Goals, Objectives, and
Targeted Activities:
This proposal researches
techniques that support efficient data mining operations on geospatial data. In
addition it proposes new data mining tasks that can be applied to such data. The
problems we are addressing are the following:
(i) Density estimators to approximate geospatial data sets: We investigate two new techniques for approximating the density of geospatial data sets.
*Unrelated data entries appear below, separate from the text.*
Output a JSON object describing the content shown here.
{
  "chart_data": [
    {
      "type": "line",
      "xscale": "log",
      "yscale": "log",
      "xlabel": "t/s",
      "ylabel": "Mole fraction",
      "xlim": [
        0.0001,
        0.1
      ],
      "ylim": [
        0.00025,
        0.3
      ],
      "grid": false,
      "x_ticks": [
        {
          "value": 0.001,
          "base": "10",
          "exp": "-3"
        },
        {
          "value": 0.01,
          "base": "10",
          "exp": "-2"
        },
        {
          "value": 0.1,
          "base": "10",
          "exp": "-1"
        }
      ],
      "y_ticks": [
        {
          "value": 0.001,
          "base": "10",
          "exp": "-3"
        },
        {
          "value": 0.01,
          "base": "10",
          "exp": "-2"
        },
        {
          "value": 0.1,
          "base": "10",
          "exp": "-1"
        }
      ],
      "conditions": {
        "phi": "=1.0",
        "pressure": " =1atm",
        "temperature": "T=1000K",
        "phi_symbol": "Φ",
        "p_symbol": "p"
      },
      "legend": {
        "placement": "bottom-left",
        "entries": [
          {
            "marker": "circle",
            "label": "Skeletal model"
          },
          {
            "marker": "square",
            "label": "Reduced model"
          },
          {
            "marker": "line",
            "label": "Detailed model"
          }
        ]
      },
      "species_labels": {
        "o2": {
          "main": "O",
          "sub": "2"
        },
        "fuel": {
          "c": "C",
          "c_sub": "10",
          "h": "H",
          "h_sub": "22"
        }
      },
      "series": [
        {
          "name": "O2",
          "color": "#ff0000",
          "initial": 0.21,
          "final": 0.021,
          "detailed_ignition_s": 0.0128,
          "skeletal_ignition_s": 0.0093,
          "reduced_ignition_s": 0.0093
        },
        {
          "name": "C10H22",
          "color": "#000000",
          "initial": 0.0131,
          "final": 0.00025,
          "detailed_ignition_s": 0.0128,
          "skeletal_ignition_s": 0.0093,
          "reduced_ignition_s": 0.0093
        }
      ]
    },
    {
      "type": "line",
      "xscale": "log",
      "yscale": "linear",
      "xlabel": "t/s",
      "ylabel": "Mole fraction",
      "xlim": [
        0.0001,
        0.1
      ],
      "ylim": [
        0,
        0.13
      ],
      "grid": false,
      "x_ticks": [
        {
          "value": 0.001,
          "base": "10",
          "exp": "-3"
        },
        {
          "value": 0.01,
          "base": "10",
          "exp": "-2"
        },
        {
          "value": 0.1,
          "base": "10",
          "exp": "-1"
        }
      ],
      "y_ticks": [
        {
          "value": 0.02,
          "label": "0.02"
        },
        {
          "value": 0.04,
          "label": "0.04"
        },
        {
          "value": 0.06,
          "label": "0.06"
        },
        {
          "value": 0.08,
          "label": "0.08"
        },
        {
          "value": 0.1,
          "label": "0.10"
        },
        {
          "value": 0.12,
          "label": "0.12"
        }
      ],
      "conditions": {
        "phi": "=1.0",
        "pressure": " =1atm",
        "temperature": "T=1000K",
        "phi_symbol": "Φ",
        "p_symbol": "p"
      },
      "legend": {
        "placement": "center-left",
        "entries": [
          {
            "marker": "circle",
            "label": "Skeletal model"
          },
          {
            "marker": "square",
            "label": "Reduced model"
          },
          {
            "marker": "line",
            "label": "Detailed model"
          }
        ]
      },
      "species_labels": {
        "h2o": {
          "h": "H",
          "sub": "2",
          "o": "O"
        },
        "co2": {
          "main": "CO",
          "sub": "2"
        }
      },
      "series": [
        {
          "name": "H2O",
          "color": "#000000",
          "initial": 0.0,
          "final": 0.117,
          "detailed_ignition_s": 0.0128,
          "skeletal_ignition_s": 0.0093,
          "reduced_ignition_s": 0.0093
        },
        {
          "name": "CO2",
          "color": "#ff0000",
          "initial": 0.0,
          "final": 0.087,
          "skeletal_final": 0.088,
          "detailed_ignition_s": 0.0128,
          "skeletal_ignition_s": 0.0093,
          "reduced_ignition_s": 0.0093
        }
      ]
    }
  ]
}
These are multi-dimensional histograms with overlapping buckets of variable size and multi-dimensional kernel estimators with adaptive bandwidths [20, 17, 6, 28]. Advanced density estimator techniques allow efficient approximation of range queries on geospatial data, and enable interactive exploratory data mining.
(ii) Adaptive sampling for data mining algorithms: We will investigate the use of adaptive sampling for batched data mining tasks for geospatial datasets. In adaptive sampling, dense regions of the space are sampled at a different frequency than sparse regions. Adaptive sampling requires an efficient density estimation technique [4, 8]. To address this issue we plan to use the new density estimation techniques we propose above.
(iii) Similarity models for generalized time series: Spatiotemporal data describe objects that change over time. We propose new similarity models to identify objects that change their location in similar patterns [12, 10, 2], and identify regions that show similar patterns in the change of their attributes [7]. These techniques can be used for clustering objects or for answering nearest neighbor queries.
(iv) Locally adaptive nearest neighbor classification: In [19, 16, 9, 5, 1, 25, Domeniconi Ph.D. Thesis] we show how we can use local information for improving the performance of nearest neighbor classification techniques on numerical data.
(v) Set Indexing: In [11] we give a technique that solves approximately the set indexing problem: Given a query set q and a collection of sets S, find the sets in S that are most similar to q.
(vi) Stream Computing: In [3, 4] we initiate a study on how to efficiently do range query approximation and how to induce SVM classifiers on stream data.
(vii) Applications of similarity models for trajectories: In [21] we give new indexing techniques for finding similar trajectories. We apply such techniques for matching body movements in [22]. In [24] we give algorithms for clustering gene expression time sequences.
(viii) Text indexing: In [26] we discuss the effects of using phrases in combination to dimensionality reduction techniques. In [29] we compare the effectiveness of different dimensionality reduction techniques for text retrieval.
(ix) Association rules mining: In [27] we give a theoretical foundtion on the complexity of the problem of finding all maximal frequent sets.
Area Background:
This project researches basic techniques that support efficient data
mining operations in geospatial data, either in a static environment or in a
time evolving environment (also termed a spatiotemporal environment). Typically,
geospatial data contain geometric or topological information, in addition to
other kinds of attributes, such as environmental factors or data related to
natural resource exploration. Examples of time evolving geospatial data include
data that describe the evolution of natural phenomena, earth science data that
describe spatiotemporal phenomena in the atmosphere, two- or
three-dimensional sequences of images of geographical regions, or data that
describe the location of individuals in the geographic space as a function of
time. We consider two possible modes of user interaction. In the first,
exploratory data mining, the user takes an exploratory part in the discovery
process by (i) defining and testing hypotheses, (ii) asking queries on the data
and (iii) striving to understand the structure of the data. Examples of
such tasks are answering range queries, or finding the nearest neighbor (or
nearest neighbors) to a given object. In the second, batched data mining the
user defines the goal that the data mining technique has to achieve. Such data
mining tasks include clustering, classification, outlier detection, feature
similarity, spatial association rules, trend detection. Speeding up the
execution of such tasks, and scaling the algorithms to run for large data sets,
is one of the most important problems in data mining research.